From Goodfellow et al. (2014), we have the adversarial loss:
$$ \min_G \, \max_D V (D, G) = \mathbb{E}_{x∼p_{data}(x)} \, [\log \, D(x)] + \, \mathbb{E}_{z∼p_z(z)} \, [\log \, (1 − D(G(z)))] \, \text{.} \quad$$
In practice, the expectation is computed as a mean over the minibatch. For example, the discriminator loss is:
$$ \nabla_{\theta_{d}} \frac{1}{m} \sum_{i=1}^{m}\left[\log D\left(\boldsymbol{x}^{(i)}\right)+\log \left(1-D\left(G\left(\boldsymbol{z}^{(i)}\right)\right)\right)\right] $$
My question is: why is the mean used to compute the expectation? Does this imply that $p_{data}$ is uniformly distributed, since every sample must be drawn from $p_{data}$ with equal probability?
The expectation, expressed as an integral, is:
$$ \begin{aligned} V(G, D) &=\int_{\boldsymbol{x}} p_{\text {data }}(\boldsymbol{x}) \log (D(\boldsymbol{x})) d x+\int_{\boldsymbol{z}} p_{\boldsymbol{z}}(\boldsymbol{z}) \log (1-D(g(\boldsymbol{z}))) d z \\ &=\int_{\boldsymbol{x}} p_{\text {data }}(\boldsymbol{x}) \log (D(\boldsymbol{x}))+p_{g}(\boldsymbol{x}) \log (1-D(\boldsymbol{x})) d x \end{aligned} $$
So, how do we go from an integral involving a continuous distribution to summing over discrete probabilities, and further, that all those probabilities are the same?

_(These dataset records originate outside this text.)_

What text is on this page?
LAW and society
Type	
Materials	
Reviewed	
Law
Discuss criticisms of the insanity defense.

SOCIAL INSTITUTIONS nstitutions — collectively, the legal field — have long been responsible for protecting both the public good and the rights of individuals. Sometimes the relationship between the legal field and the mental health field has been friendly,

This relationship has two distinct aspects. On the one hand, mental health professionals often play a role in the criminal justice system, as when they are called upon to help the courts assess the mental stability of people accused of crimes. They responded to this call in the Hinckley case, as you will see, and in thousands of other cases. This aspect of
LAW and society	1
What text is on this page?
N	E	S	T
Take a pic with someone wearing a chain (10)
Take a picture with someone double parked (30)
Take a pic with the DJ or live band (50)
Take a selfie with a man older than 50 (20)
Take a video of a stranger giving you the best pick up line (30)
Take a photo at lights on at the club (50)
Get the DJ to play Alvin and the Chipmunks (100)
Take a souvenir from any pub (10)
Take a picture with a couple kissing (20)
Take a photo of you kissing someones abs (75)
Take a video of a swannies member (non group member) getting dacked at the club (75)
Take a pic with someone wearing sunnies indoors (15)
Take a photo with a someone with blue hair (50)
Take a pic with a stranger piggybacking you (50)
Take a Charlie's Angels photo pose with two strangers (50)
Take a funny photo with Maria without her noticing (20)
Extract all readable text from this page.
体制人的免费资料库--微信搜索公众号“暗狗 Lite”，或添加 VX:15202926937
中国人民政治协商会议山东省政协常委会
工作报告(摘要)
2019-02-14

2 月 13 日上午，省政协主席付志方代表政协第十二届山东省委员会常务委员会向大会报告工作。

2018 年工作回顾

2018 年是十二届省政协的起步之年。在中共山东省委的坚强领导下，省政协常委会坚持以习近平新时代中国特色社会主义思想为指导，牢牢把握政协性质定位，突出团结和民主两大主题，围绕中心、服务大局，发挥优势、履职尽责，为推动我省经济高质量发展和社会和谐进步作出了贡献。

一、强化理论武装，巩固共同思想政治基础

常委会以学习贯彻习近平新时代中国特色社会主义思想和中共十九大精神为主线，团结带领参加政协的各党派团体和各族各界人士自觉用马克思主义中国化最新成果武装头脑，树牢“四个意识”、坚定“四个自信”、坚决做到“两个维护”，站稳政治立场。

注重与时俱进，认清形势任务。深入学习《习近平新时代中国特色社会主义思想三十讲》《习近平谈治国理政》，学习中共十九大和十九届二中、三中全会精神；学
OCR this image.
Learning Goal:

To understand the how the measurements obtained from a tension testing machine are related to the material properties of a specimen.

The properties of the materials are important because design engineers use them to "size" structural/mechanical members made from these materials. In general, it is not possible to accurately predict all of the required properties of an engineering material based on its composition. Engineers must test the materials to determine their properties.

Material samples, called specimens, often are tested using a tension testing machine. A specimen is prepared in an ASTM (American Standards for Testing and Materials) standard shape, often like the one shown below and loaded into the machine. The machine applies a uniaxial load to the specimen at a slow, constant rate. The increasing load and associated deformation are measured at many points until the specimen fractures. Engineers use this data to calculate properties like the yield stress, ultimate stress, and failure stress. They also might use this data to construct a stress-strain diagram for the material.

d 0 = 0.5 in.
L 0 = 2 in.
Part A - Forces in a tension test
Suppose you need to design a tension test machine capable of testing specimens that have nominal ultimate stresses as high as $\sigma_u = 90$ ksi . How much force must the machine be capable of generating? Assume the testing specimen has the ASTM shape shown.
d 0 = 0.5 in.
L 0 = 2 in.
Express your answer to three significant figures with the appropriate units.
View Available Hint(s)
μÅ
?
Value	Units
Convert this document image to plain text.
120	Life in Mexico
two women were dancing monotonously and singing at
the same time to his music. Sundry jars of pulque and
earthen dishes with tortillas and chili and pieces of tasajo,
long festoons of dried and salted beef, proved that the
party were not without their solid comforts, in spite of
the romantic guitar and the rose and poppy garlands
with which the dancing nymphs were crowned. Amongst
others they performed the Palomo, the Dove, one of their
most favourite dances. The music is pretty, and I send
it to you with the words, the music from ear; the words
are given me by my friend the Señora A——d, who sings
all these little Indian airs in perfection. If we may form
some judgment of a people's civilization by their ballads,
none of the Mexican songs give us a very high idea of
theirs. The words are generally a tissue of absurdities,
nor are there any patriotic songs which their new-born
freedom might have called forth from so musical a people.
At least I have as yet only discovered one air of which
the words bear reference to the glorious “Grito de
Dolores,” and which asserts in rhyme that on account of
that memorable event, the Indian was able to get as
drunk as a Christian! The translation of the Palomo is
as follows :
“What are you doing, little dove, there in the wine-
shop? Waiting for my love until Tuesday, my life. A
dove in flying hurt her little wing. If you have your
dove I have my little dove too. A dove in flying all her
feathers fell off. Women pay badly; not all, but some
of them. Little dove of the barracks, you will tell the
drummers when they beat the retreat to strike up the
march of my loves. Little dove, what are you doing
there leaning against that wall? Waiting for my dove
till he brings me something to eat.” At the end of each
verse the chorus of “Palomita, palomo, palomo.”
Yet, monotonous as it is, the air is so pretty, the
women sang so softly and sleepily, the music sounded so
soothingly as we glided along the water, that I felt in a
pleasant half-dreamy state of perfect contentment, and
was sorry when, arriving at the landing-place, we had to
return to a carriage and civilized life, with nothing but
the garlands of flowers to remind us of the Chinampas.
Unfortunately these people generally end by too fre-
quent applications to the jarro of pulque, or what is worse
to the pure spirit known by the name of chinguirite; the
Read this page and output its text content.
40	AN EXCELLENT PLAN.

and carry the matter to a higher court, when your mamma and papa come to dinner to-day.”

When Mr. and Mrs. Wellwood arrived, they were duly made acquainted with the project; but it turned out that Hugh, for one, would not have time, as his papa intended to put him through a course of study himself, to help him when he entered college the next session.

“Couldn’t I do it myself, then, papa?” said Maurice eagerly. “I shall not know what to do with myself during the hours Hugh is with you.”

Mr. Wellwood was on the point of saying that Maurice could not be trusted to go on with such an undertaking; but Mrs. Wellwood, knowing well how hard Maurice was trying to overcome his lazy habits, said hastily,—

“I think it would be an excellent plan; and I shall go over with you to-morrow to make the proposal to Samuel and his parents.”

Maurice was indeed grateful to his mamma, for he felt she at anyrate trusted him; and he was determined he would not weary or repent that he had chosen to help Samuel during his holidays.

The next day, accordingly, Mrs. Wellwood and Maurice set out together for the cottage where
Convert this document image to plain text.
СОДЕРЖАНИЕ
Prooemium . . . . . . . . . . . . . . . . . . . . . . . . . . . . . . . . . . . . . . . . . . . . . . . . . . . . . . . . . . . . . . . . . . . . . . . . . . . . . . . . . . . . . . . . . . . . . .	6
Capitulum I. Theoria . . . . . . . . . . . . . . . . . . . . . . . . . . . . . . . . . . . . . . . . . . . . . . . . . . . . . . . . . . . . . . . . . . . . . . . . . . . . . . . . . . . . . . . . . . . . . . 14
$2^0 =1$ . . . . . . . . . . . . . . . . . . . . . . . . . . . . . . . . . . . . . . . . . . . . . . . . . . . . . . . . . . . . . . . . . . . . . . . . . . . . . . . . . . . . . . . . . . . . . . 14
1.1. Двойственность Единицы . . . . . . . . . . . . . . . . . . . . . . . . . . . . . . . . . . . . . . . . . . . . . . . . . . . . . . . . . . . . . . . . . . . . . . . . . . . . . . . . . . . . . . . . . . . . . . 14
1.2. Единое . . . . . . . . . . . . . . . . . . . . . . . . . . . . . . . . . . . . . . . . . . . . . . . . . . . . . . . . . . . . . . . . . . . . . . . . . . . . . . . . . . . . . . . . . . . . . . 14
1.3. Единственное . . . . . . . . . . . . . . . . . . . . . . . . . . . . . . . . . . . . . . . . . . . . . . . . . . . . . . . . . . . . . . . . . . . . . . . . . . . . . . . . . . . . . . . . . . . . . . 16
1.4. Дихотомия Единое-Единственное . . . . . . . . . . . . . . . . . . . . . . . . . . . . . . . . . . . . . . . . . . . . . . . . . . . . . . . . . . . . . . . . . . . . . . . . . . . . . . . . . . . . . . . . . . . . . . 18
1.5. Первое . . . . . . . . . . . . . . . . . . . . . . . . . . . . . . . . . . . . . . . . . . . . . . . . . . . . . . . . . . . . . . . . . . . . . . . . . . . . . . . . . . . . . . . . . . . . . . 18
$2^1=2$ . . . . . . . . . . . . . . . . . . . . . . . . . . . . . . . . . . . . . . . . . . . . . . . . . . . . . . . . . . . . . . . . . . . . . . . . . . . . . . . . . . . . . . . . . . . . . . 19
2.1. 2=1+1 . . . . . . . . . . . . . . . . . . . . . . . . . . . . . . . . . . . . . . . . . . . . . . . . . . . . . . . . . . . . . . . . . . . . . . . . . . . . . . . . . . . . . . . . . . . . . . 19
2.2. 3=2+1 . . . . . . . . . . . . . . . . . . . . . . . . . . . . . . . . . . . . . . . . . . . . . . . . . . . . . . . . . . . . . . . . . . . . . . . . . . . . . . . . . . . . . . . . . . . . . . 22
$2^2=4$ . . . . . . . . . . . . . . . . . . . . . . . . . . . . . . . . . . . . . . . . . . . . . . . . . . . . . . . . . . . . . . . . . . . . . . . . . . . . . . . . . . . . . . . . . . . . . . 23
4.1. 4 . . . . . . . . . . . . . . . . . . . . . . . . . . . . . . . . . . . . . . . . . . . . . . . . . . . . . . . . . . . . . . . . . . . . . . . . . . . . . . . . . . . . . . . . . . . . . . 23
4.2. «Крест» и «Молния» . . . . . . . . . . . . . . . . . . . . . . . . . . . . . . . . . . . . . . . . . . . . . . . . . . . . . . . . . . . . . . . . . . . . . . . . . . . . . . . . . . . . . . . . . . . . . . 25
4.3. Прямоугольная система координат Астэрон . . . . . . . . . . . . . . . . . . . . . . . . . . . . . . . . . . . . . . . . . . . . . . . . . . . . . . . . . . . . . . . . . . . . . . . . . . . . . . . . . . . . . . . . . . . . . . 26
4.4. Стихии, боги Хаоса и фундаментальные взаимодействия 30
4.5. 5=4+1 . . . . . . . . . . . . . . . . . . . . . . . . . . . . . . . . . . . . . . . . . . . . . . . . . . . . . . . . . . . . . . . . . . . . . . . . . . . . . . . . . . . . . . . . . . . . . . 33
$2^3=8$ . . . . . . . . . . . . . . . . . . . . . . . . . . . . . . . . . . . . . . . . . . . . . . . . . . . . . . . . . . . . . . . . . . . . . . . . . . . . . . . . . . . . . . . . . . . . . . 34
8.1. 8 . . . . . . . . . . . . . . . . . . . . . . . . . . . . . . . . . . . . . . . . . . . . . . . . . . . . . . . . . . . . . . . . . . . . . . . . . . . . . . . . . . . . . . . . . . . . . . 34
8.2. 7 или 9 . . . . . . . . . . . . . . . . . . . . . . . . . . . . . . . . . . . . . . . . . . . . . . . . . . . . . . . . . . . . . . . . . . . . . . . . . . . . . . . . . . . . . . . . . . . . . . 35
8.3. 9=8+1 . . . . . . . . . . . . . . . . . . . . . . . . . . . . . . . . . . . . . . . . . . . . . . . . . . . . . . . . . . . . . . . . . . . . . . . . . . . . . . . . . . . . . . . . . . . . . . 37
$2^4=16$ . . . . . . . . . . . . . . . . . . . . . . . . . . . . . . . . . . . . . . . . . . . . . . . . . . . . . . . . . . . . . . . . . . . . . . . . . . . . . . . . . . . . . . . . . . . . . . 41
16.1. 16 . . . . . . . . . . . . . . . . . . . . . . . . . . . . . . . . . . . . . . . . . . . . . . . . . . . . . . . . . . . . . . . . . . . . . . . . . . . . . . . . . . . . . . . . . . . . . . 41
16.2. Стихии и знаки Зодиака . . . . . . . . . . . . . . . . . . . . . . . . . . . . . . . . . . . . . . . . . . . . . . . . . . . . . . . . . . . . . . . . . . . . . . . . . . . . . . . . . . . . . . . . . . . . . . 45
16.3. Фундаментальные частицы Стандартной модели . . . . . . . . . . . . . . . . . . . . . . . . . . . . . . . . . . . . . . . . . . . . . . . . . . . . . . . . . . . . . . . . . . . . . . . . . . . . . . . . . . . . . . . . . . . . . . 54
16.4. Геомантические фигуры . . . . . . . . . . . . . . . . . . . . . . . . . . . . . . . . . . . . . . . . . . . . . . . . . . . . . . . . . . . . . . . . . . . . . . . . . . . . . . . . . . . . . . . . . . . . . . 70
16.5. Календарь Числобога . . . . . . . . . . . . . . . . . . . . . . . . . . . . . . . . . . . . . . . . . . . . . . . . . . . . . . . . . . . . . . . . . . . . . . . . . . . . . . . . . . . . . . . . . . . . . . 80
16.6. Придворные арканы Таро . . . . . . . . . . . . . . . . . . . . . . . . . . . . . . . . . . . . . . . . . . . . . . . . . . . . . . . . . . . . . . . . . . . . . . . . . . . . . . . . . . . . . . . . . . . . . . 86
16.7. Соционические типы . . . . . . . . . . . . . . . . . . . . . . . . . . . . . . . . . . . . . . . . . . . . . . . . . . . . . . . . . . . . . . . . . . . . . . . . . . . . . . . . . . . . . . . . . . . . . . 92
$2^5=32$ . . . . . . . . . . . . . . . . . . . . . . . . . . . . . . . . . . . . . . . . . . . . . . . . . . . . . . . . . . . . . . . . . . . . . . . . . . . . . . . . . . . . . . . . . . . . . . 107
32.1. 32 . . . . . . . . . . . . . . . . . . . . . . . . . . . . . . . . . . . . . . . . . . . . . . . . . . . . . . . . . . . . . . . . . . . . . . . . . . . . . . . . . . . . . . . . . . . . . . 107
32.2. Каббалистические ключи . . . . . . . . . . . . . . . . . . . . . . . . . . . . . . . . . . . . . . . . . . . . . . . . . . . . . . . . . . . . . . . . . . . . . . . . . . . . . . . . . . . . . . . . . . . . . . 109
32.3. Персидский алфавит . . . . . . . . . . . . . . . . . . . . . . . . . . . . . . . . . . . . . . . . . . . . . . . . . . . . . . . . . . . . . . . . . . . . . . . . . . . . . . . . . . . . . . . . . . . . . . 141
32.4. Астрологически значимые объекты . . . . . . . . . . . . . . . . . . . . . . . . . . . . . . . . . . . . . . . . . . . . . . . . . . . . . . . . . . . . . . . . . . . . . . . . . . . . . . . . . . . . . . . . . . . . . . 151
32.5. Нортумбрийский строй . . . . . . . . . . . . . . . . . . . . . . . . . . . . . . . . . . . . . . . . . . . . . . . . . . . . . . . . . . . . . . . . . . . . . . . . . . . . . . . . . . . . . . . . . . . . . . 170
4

The best I could find from other StackExchange posts is that the mean is just an approximation, but I'd really like a more rigorous explanation.
This question isn't exclusive to GANs, but is applicable to any loss function that is expressed mathematically as an expectation over some sampled distribution, which is not implemented directly via the integral form.
(All equations are from the Goodfellow paper.)